Last year, in my other job, poetry editor at Vagabond Voices, I was involved in the publication of Vicki Husband’s debut collection, This Far Back Everything Shimmers, which features a short poem about attending a poetry reading called ‘The reading’. It is not about poetry or poets, as you might imagine, but staring at the back of someone’s balding head during a reading. Many people who have attended poetry readings will no doubt sympathise. One must constantly fight the tendency when at readings to think about what to have for dinner or whatever happened to so-and-so.
This of course is not something that ever happens at a reading staged by my employer, the Scottish Poetry Library. And would you believe it, just this very week, we are launching our spring programme of events, a season that extends into July when the winner of 2015’s Saltire Society Poetry Book of the Year, Ryan Van Winkle stages an alfresco reading at Edinburgh’s Jupiter Artland. The last time I saw Ryan was at a gathering at his home on the cold November night Donald Trump won the Presidency of the US; I baled out when people started screaming. If you can’t get a good poem out of a night like that, though, then when can you?

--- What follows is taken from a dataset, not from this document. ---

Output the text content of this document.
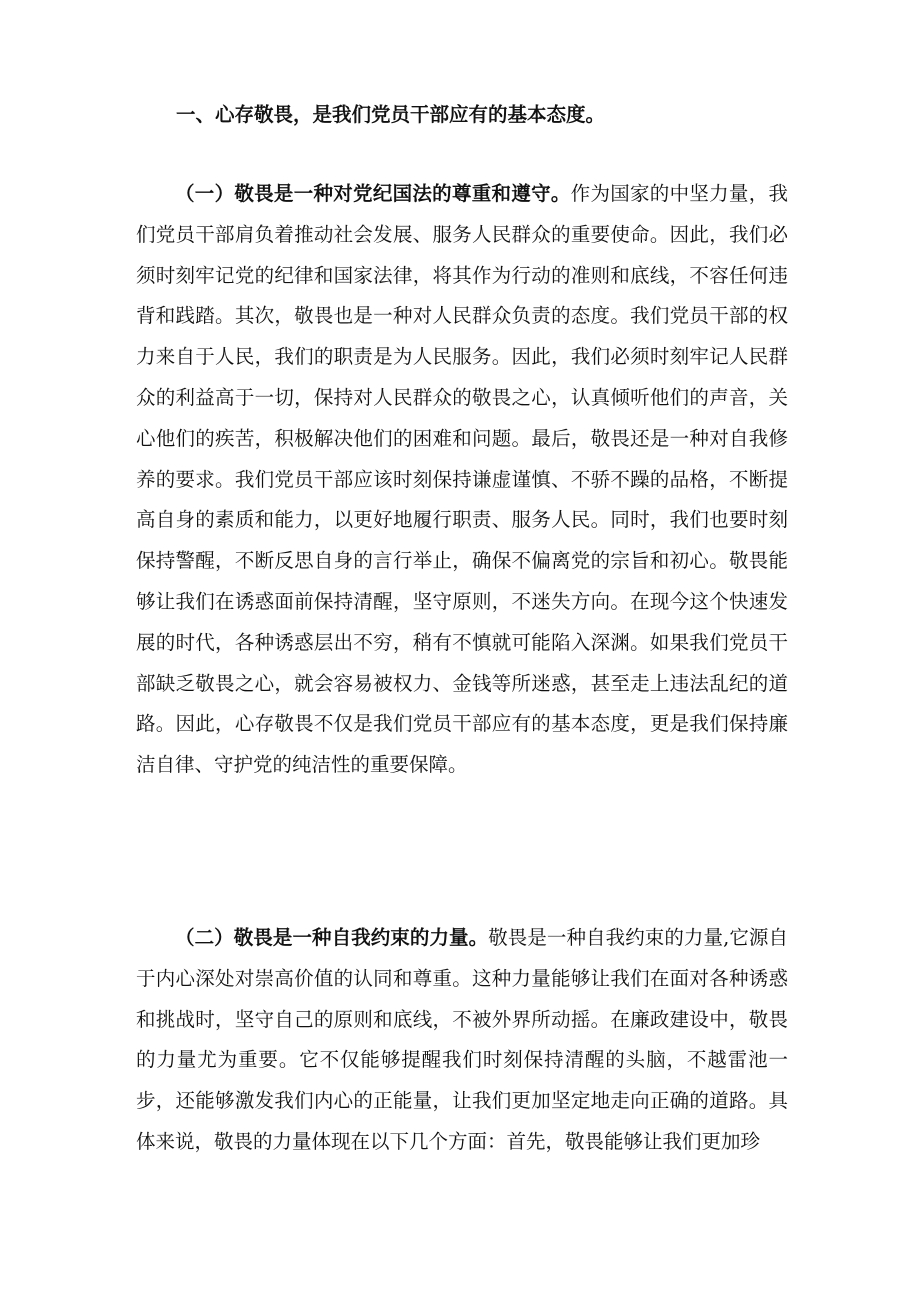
一、心存敬畏，是我们党员干部应有的基本态度。

（一）敬畏是一种对党纪国法的尊重和遵守。作为国家的中坚力量，我们党员干部肩负着推动社会发展、服务人民群众的重要使命。因此，我们必须时刻牢记党的纪律和国家法律，将其作为行动的准则和底线，不容任何违背和践踏。其次，敬畏也是一种对人民群众负责的态度。我们党员干部的权力来自于人民，我们的职责是为人民服务。因此，我们必须时刻牢记人民群众的利益高于一切，保持对人民群众的敬畏之心，认真倾听他们的声音，关心他们的疾苦，积极解决他们的困难和问题。最后，敬畏还是一种对自我修养的要求。我们党员干部应该时刻保持谦虚谨慎、不骄不躁的品格，不断提高自身的素质和能力，以更好地履行职责、服务人民。同时，我们也要时刻保持警醒，不断反思自身的言行举止，确保不偏离党的宗旨和初心。敬畏能够让我们在诱惑面前保持清醒，坚守原则，不迷失方向。在现今这个快速发展的时代，各种诱惑层出不穷，稍有不慎就可能陷入深渊。如果我们党员干部缺乏敬畏之心，就会容易被权力、金钱等所迷惑，甚至走上违法乱纪的道路。因此，心存敬畏不仅是我们党员干部应有的基本态度，更是我们保持廉洁自律、守护党的纯洁性的重要保障。

（二）敬畏是一种自我约束的力量。敬畏是一种自我约束的力量,它源自于内心深处对崇高价值的认同和尊重。这种力量能够让我们在面对各种诱惑和挑战时，坚守自己的原则和底线，不被外界所动摇。在廉政建设中，敬畏的力量尤为重要。它不仅能够提醒我们时刻保持清醒的头脑，不越雷池一步，还能够激发我们内心的正能量，让我们更加坚定地走向正确的道路。具体来说，敬畏的力量体现在以下几个方面：首先，敬畏能够让我们更加珍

Talking of the Trump era, we kick the season off with a trio of Russian poets – Grigory Kruzhkov, Lev Oborin and Marina Boroditskaya – who are visiting Scotland for a series of dates, starting on Tuesday, 14 March, at Edinburgh University, alongside T.S. Eliot Prize-winner Jen Hadfield, Edinburgh Makar Christine De Luca, and the very promising Stewart Sanderson. The reading is an excellent opportunity to step away from the headlines about hacking and doping and remind ourselves that Russia is not merely the land of Putin; it is also the land of Pushkin, Lermontov and Pasternak.

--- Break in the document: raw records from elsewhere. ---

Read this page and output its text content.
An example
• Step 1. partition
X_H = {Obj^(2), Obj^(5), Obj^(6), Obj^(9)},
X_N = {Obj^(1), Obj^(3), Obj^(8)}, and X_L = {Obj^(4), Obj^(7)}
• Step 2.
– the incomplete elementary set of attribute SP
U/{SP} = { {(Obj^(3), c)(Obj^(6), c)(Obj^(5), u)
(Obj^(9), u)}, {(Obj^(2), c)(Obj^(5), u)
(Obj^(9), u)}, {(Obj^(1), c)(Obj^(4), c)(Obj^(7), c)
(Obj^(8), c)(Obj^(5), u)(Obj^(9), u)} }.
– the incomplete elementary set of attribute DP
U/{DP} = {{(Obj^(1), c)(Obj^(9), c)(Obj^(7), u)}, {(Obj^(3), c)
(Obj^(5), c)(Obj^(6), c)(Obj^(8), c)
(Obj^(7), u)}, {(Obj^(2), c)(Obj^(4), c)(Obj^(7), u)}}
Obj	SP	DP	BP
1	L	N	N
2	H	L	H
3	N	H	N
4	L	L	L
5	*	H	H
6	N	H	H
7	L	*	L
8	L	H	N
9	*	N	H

Closer to home, on Friday 24 March, we welcome Iain Sinclair and Brian Catling to the SPL. If you’re as big a fan of Sinclair as I am, you will have been waiting in vain for years for him to make an appearance in Scotland. He hasn’t made one, I think, for five years, not being a great fan of the festival circuit. It’s fascinating to me that he shall be appearing alongside Catling. Long-term Sinclair readers will recall Catling as a recurring character in Sinclair’s non-fiction work. Two years ago he broke out of Sinclair’s oeuvre when he published to great acclaim his fantasy novel The Vohrr, the back cover of which contains favourable quotes from most of the people I like: Tom Waits, Alan Moore, Terry Gilliam and Sinclair himself.

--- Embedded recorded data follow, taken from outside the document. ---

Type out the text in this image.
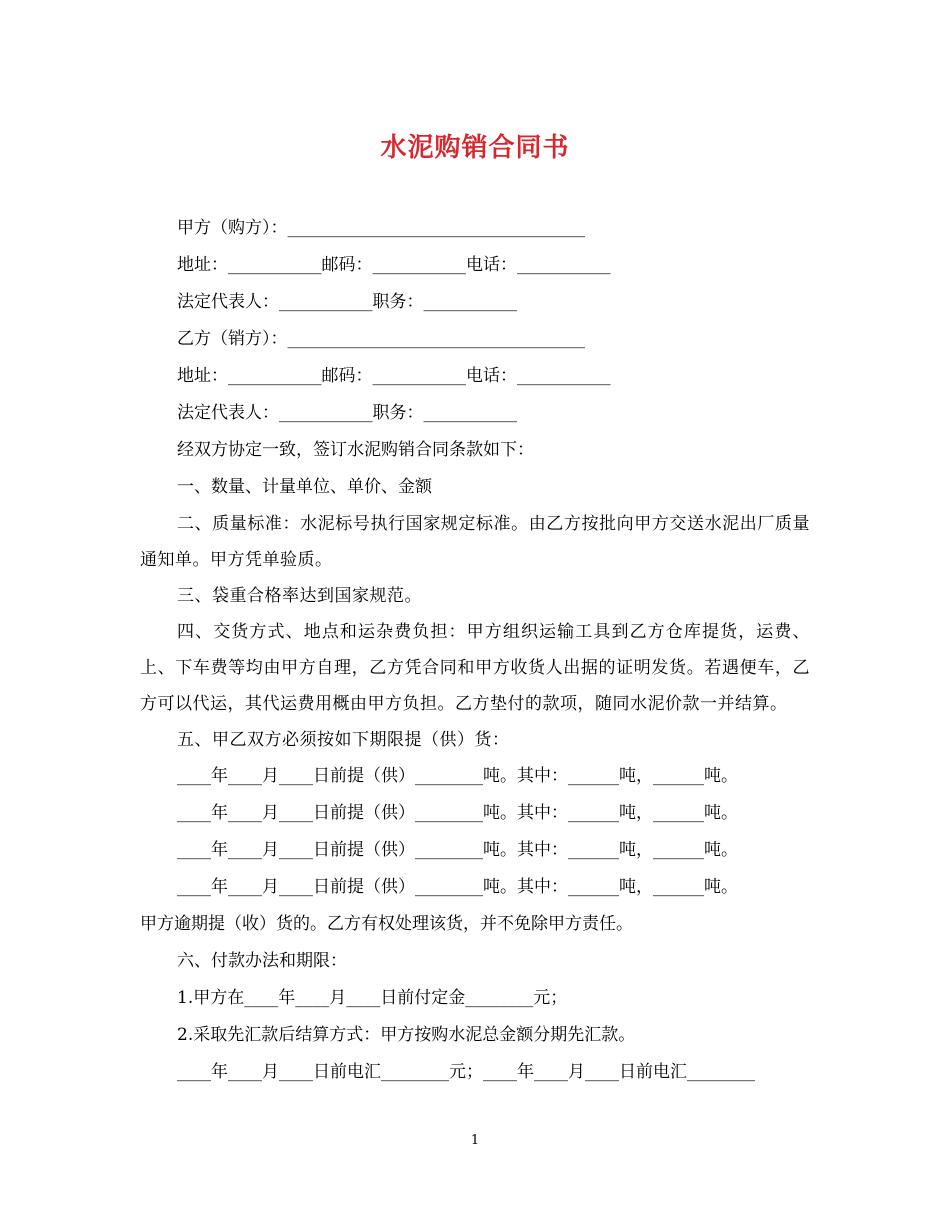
水泥购销合同书

甲方（购方）：___________________________________

地址：___________邮码：___________电话：___________

法定代表人：___________职务：___________

乙方（销方）：___________________________________

地址：___________邮码：___________电话：___________

法定代表人：___________职务：___________

经双方协定一致，签订水泥购销合同条款如下：

一、数量、计量单位、单价、金额

二、质量标准：水泥标号执行国家规定标准。由乙方按批向甲方交送水泥出厂质量通知单。甲方凭单验质。

三、袋重合格率达到国家规范。

四、交货方式、地点和运杂费负担：甲方组织运输工具到乙方仓库提货，运费、上、下车费等均由甲方自理，乙方凭合同和甲方收货人出据的证明发货。若遇便车，乙方可以代运，其代运费用概由甲方负担。乙方垫付的款项，随同水泥价款一并结算。

五、甲乙双方必须按如下期限提（供）货：

____年____月____日前提（供）________吨。其中：______吨，______吨。

____年____月____日前提（供）________吨。其中：______吨，______吨。

____年____月____日前提（供）________吨。其中：______吨，______吨。

____年____月____日前提（供）________吨。其中：______吨，______吨。

甲方逾期提（收）货的。乙方有权处理该货，并不免除甲方责任。

六、付款办法和期限：

1.甲方在____年____月____日前付定金________元；

2.采取先汇款后结算方式：甲方按购水泥总金额分期先汇款。

____年____月____日前电汇________元；____年____月____日前电汇________

1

There’s a bunch of other events I’d urge you to find for yourself, but I’ll conclude with a plea for you to drop by the SPL on Thursday 23 March, when William Letford will be reading from his second collection, Dirt. Letford is a charismatic performer whose readings are distinguished by the fact he reads his work from memory. Without a book or sheet of A4 curtaining the peering poet from his crowd, he fosters a warm and welcoming atmosphere. Should you come, I swear you won’t spend the time thinking about what to have for dinner.